Sunday, January 10, 2010

The film of the book


One of the things I most often hear over the counter at work is that “the book is always better than the film.” Well, the customer is not always right. I beg to differ. While in the public consciousness books and films enjoy a long history of antagonism, their actual relationship is one of mutual support.

Angela Meyer, in her awesome booky blog last month, pointed out that our “generation learns everything backwards –
from reference or homage to the original”. This is true. While I’m unlikely to pick up a book by Arthur Conan Doyle, the image of Sherlock Holmes has become a familiar one via Disney’s Basil the Great Mouse Detective. And this week I went to see the film, partly because (despite never reading the books) I know that Sherlock Holmes is an awesome character. The rest of my reasoning may or may not have had something to do with Jude Law’s aesthetic appeal.

If you read the arts section of your local newspaper, you may have noticed comments recently about Hollywood’s increasing reliance on books for plots. The concept of a ‘bankable star’ is a familiar one (people will go and see a film if George Clooney is in it), but the ‘bankable character’ (that book hero everyone loves and will go to see) is also becoming a factor.

Jane Austen alone has been 'banked on' for a rash of series and movies in recent years: Pride and Prejudice, Lost in Austen, Miss Austen Regrets, The Jane Austen Book Club, Becoming Jane. Don’t even get me started on the child/teen fantasy/paranormal market for films-based-on-books. A quick glance at my inbox says that films currently showing locally which are based on books (or the writers of them) include: Bright Star, Fantastic Mr. Fox, The Lovely Bones, Sherlock Holmes, New Moon, and Where the Wild Things Are.

But the benefit of the film-book relationship goes two ways. Jodi Picoult’s bestselling My Sister’s Keeper enjoyed a resurgence in sales with the release of the film (which one might imagine was inspired by the book despite an incredibly different storyline), the Twilight saga went from a popular series to an international phenomenon with the release of the first film, Mastering the Art of French Cooking was brought back into print after it featured in Julie & Julia, and Keats’s poems are back in bookshops with the release of Bright Star.

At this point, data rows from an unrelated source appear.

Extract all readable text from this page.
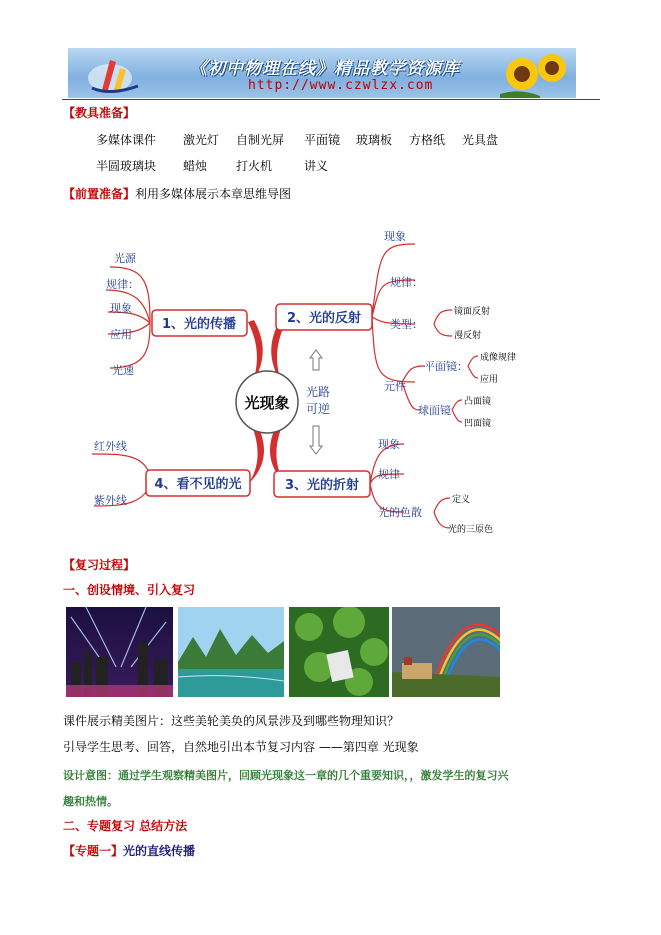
《初中物理在线》精品教学资源库
http://www.czwlzx.com
【教具准备】
多媒体课件 激光灯 自制光屏 平面镜 玻璃板 方格纸 光具盘
半圆玻璃块 蜡烛 打火机	讲义
【前置准备】利用多媒体展示本章思维导图
光现象
1、光的传播	2、光的反射
3、光的折射
4、看不见的光
光路
可逆
光源
规律：
现象
应用
光速
红外线
紫外线
现象
规律：
类型：
元件
平面镜：
球面镜
现象
规律
光的色散
镜面反射
漫反射
成像规律
应用
凸面镜
凹面镜
定义
光的三原色
【复习过程】
一、创设情境、引入复习
课件展示精美图片：这些美轮美奂的风景涉及到哪些物理知识？
引导学生思考、回答，自然地引出本节复习内容 ——第四章 光现象
设计意图：通过学生观察精美图片，回顾光现象这一章的几个重要知识，，激发学生的复习兴
趣和热情。
二、专题复习 总结方法
【专题一】光的直线传播
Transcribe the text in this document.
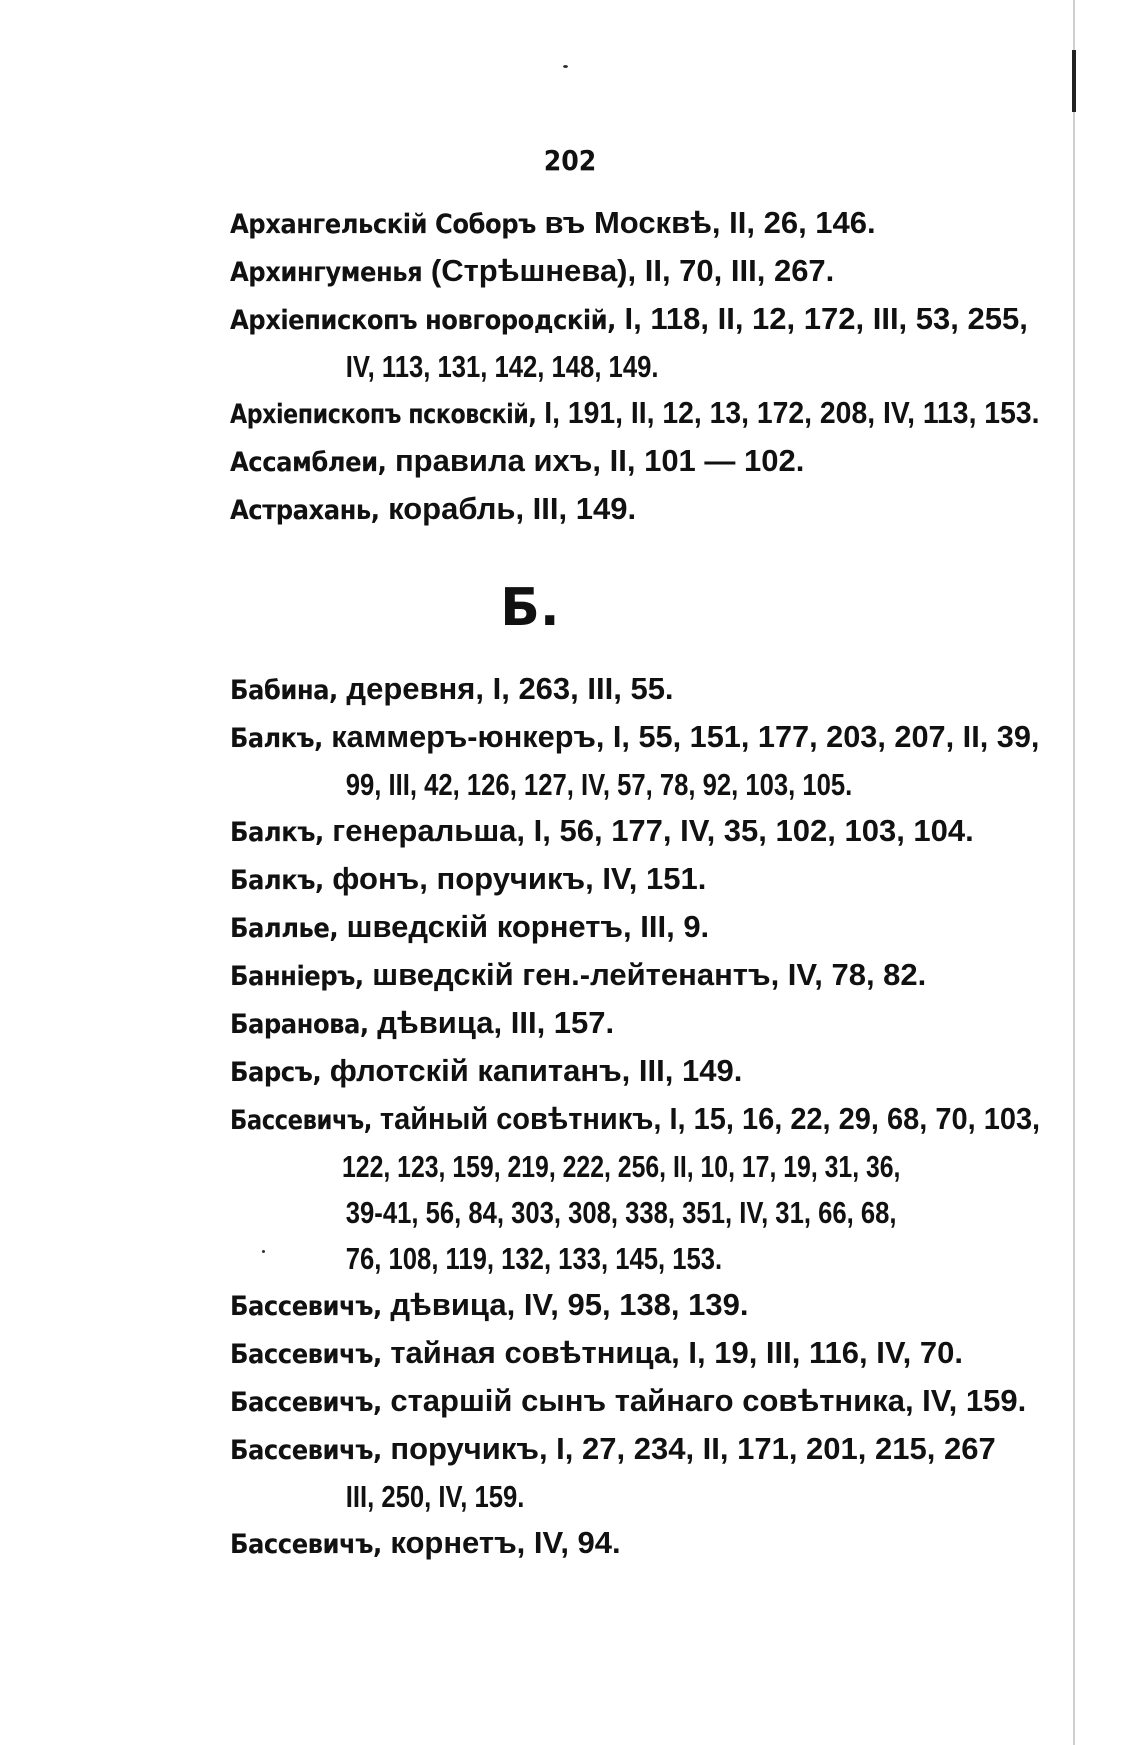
202
Архангельскій Соборъ въ Москвѣ, II, 26, 146.
Архингуменья (Стрѣшнева), II, 70, III, 267.
Архіепископъ новгородскій, I, 118, II, 12, 172, III, 53, 255,
IV, 113, 131, 142, 148, 149.
Архіепископъ псковскій, I, 191, II, 12, 13, 172, 208, IV, 113, 153.
Ассамблеи, правила ихъ, II, 101 — 102.
Астрахань, корабль, III, 149.
Б.
Бабина, деревня, I, 263, III, 55.
Балкъ, каммеръ-юнкеръ, I, 55, 151, 177, 203, 207, II, 39,
99, III, 42, 126, 127, IV, 57, 78, 92, 103, 105.
Балкъ, генеральша, I, 56, 177, IV, 35, 102, 103, 104.
Балкъ, фонъ, поручикъ, IV, 151.
Баллье, шведскій корнетъ, III, 9.
Банніеръ, шведскій ген.-лейтенантъ, IV, 78, 82.
Баранова, дѣвица, III, 157.
Барсъ, флотскій капитанъ, III, 149.
Бассевичъ, тайный совѣтникъ, I, 15, 16, 22, 29, 68, 70, 103,
122, 123, 159, 219, 222, 256, II, 10, 17, 19, 31, 36,
39-41, 56, 84, 303, 308, 338, 351, IV, 31, 66, 68,
76, 108, 119, 132, 133, 145, 153.
Бассевичъ, дѣвица, IV, 95, 138, 139.
Бассевичъ, тайная совѣтница, I, 19, III, 116, IV, 70.
Бассевичъ, старшій сынъ тайнаго совѣтника, IV, 159.
Бассевичъ, поручикъ, I, 27, 234, II, 171, 201, 215, 267
III, 250, IV, 159.
Бассевичъ, корнетъ, IV, 94.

So even if films do tend to remove some of the ‘good bits’ from our favourite books, they bring wonderful stories to wider audiences. I read The Lord of the Rings, About a Boy and The Princess Bride because I’d seen the films. (All of these films, by the way, are excellent and not at all 'worse than' their corresponding books.) And I’m familiar with other stories I’ve never read- North and South, Treasure Island, The Jungle Book, A Christmas Carol, Spiderman (to name a few)- because I’ve seen films or series based on them.

So who am I to complain that Paramount butchered the ending of Stardust? I owe a lot of my literary experience to films.

1 comment:

  1. paramount butchered the whole of stardust, not just the ending!